Adapun murji’ah moderat ialah mereka yang berpendapat bahwa pelaku dosa besar tidaklah menjadi kafir. Meskipun disiksa di neraka, ia tidak kekal di dalamnya, bergantung kepada ukuran dosa yang dilakukanya. Masih terbuka kemungkinan bahwa tuhan akan mengampuni dosanya sehingga ia bebas dari siksaan neraka. Di antara subsekte murji’ah yang masuk dalam kategori ini adalah Abu Hanifah dan pengikutnya.
C.                ALIRAN MU’TAZILAH
Kemunculan aliran mu’tazilah dalam pemikiran teologi Islam diawalioleh masalah yang hampir sama dengan kedua aliran di atas, yaitu mengenai status pelaku dosa besar, apakah masih beriman atau telah menjadi kafir. Perbadaanya bila khawarij mengafirkan pelaku dosa besar dan murji’ah memelihara keimanan pelaku dosa besar, mu’tazilah tidak menentukan status dan predikat yang pasti bagi pelaku dosa besar, apakah ia tetap mukmin atau kafir. Jika pelakunya meninggal dunia dan belum sempat bertaubat, ia akan dimasukkan kedalam neraka selama-lamanya. Walaupun demikian, siksaan yang diterimanya lebih ringan daripada siksaan orang kafir. Dalam perkembangannya, beberapa tokoh mu’tazilah, seperti Wasil bin Atha dan Amr bin Ubaid memperjelas sebutan itu dengan istilah fasik yang bukan mukmin atau kafir.
Mengenai perbuatan apa saja yang dikategorikan sebagai dosa besar, aliran mu’tazilah merumuskan secara lebih konseptual ketimbang aliran khawarij. Yang dimaksud dengan dosa besar menurut pandangan mu’tazilah adalah segala perbuatan yang ancamanya disebutkan secara tegas dalam nas, sedangkan dosa kecil adalah sebaliknya, yaitu segala ketidak patuhan yang ancamannya tidak tegas dalam nas. Tampaknya mu’jilah menjadikan ancaman sebagai kriteria dasar bagi dosa besar maupun kecil.
D.                ALIRAN ASY’ARIYAH
Terhadap pelaku dosa besar, aliran Asy’ari sebagai wakil Ahlu Sunnah, tidak mengafirkan orang-orang yang sujud ke Baitullah (ahlul Qiblah) walaupun melakukan dosa besar, seperti berhina dan mencuri. Menurutnya mereka masih tetap sebagai orang yang beriman dengan keimanan yang mereka miliki, sekalipun berbuat dosa besar. Akan tetapi jika dosa besar itu dilakukannya dengan anggapan bahwa hal ini dibolehkan (halal) dan tidak meyakini keharamannya, ia dipandang telah kafir.

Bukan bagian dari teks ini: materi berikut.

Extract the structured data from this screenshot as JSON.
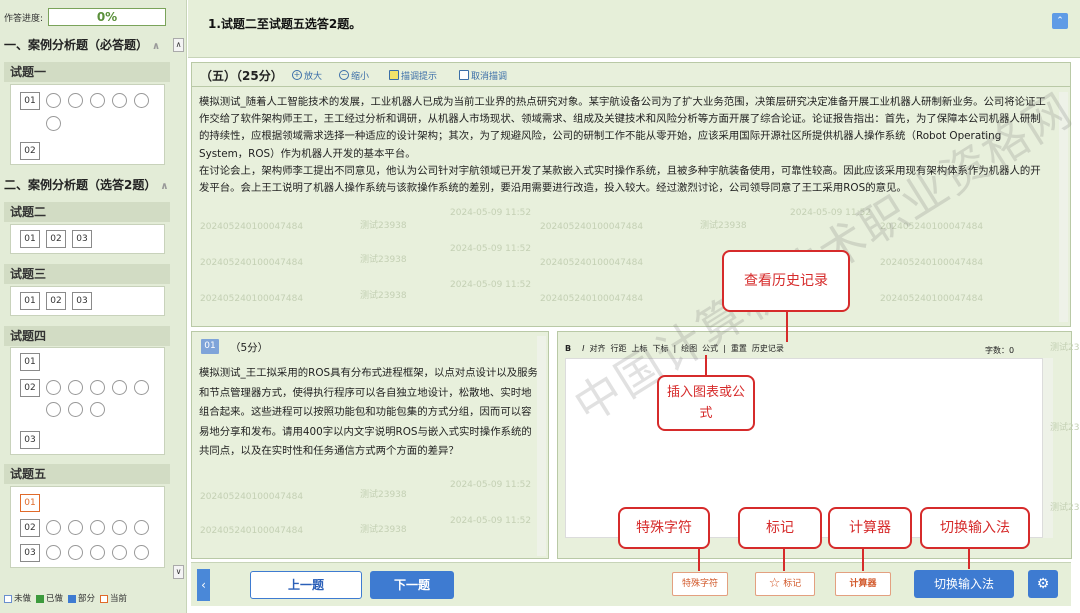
{
  "sidebar": {
    "progress_label": "作答进度:",
    "progress_value": "0%",
    "section1_title": "一、案例分析题（必答题）",
    "section2_title": "二、案例分析题（选答2题）",
    "groups": [
      {
        "title": "试题一",
        "nums": [
          "01",
          "02"
        ]
      },
      {
        "title": "试题二",
        "nums": [
          "01",
          "02",
          "03"
        ]
      },
      {
        "title": "试题三",
        "nums": [
          "01",
          "02",
          "03"
        ]
      },
      {
        "title": "试题四",
        "nums": [
          "01",
          "02",
          "03"
        ]
      },
      {
        "title": "试题五",
        "nums": [
          "01",
          "02",
          "03"
        ]
      }
    ],
    "legend": {
      "unanswered": "未做",
      "answered": "已做",
      "partial": "部分",
      "current": "当前"
    }
  },
  "header": {
    "title": "1.试题二至试题五选答2题。"
  },
  "main": {
    "section_label": "（五）（25分）",
    "tools": {
      "zoom_in": "放大",
      "zoom_out": "缩小",
      "highlight": "描调提示",
      "cancel_highlight": "取消描调"
    },
    "passage_p1": "模拟测试_随着人工智能技术的发展，工业机器人已成为当前工业界的热点研究对象。某宇航设备公司为了扩大业务范围，决策层研究决定准备开展工业机器人研制新业务。公司将论证工作交给了软件架构师王工，王工经过分析和调研，从机器人市场现状、领域需求、组成及关键技术和风险分析等方面开展了综合论证。论证报告指出：首先，为了保障本公司机器人研制的持续性，应根据领域需求选择一种适应的设计架构；其次，为了规避风险，公司的研制工作不能从零开始，应该采用国际开源社区所提供机器人操作系统（Robot Operating System，ROS）作为机器人开发的基本平台。",
    "passage_p2": "在讨论会上，架构师李工提出不同意见，他认为公司针对宇航领域已开发了某款嵌入式实时操作系统，且被多种宇航装备使用，可靠性较高。因此应该采用现有架构体系作为机器人的开发平台。会上王工说明了机器人操作系统与该款操作系统的差别，要沿用需要进行改造，投入较大。经过激烈讨论，公司领导同意了王工采用ROS的意见。",
    "watermarks": [
      "202405240100047484",
      "测试23938",
      "2024-05-09 11:52"
    ]
  },
  "question": {
    "num": "01",
    "score": "（5分）",
    "text": "模拟测试_王工拟采用的ROS具有分布式进程框架，以点对点设计以及服务和节点管理器方式，使得执行程序可以各自独立地设计，松散地、实时地组合起来。这些进程可以按照功能包和功能包集的方式分组，因而可以容易地分享和发布。请用400字以内文字说明ROS与嵌入式实时操作系统的共同点，以及在实时性和任务通信方式两个方面的差异？"
  },
  "answer": {
    "toolbar": [
      "B",
      "I",
      "对齐",
      "行距",
      "上标",
      "下标",
      "|",
      "绘图",
      "公式",
      "|",
      "重置",
      "历史记录"
    ],
    "word_count": "字数：0"
  },
  "bottom": {
    "prev": "上一题",
    "next": "下一题",
    "special_chars": "特殊字符",
    "mark": "标记",
    "calculator": "计算器",
    "switch_ime": "切换输入法"
  },
  "callouts": {
    "history": "查看历史记录",
    "insert": "插入图表或公式",
    "special": "特殊字符",
    "mark": "标记",
    "calc": "计算器",
    "ime": "切换输入法"
  },
  "watermark_big": "中国计算机技术职业资格网",
  "colors": {
    "accent_blue": "#3e7bd1",
    "sidebar_bg": "#e3ecd7",
    "panel_bg": "#e8f0dc",
    "callout_red": "#d62b2b",
    "warn_orange": "#d2592b"
  }
}
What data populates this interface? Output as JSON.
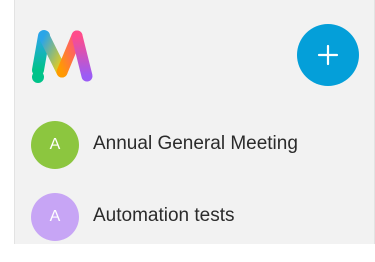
{
  "header": {
    "logo_icon": "webex-teams-logo-icon",
    "add_button_icon": "plus-icon",
    "accent_color": "#049fd9"
  },
  "spaces": [
    {
      "initial": "A",
      "name": "Annual General Meeting",
      "avatar_color": "#8cc63f"
    },
    {
      "initial": "A",
      "name": "Automation tests",
      "avatar_color": "#c7a5f5"
    }
  ]
}
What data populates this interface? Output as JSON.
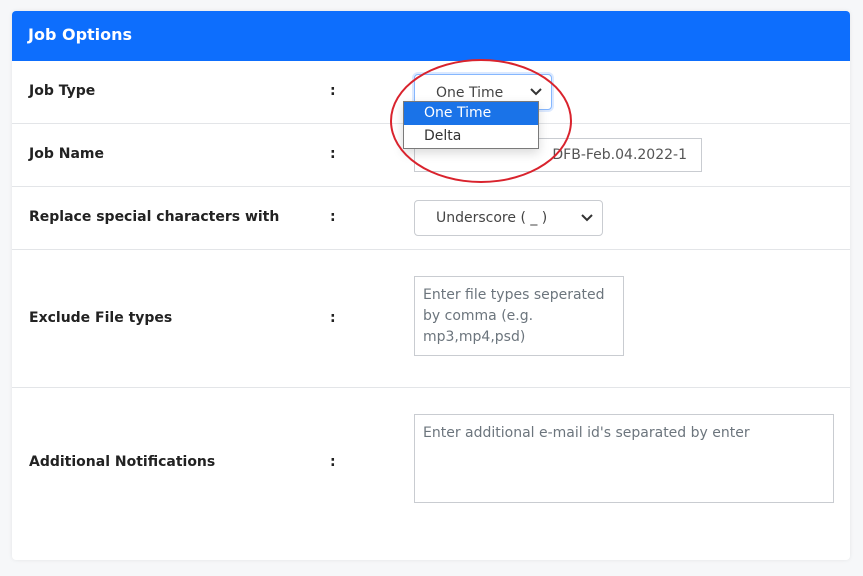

Adapun balasan di akherat kelak bagi pelaku dosa besar apabila ia meninggal dan tidak sempat untuk bertaubad. Hal ini bergantung kepada kebijakan Tuhan Yang Maha Berkehendak Mutlak. Tuhan dapat saja mengampuni dosanya, atau pelaku dosa besar itu mendapat syafaat Nabi SAW. sehingga terbebas dari siksaan neraka atau kebalikannya, yaitu Tuhan memberinya siksaan neraka sesaui dengan ukuran dosa yang dilakukanya. Meskipun begitu, ia tidak akan kekal di neraka seperti orang-orang kafir lainya. Setelah penyiksaan terhadap dirinya selesai, ia akan dimasukkan ke dalam surga. Jadi jelaslah bahwa Asy’ariyah sebenarnya mengambil posisi yang sam dengan murji’ah, khususnya dalam pernyataan yang tidak mengafirkan para pelaku dosa besar.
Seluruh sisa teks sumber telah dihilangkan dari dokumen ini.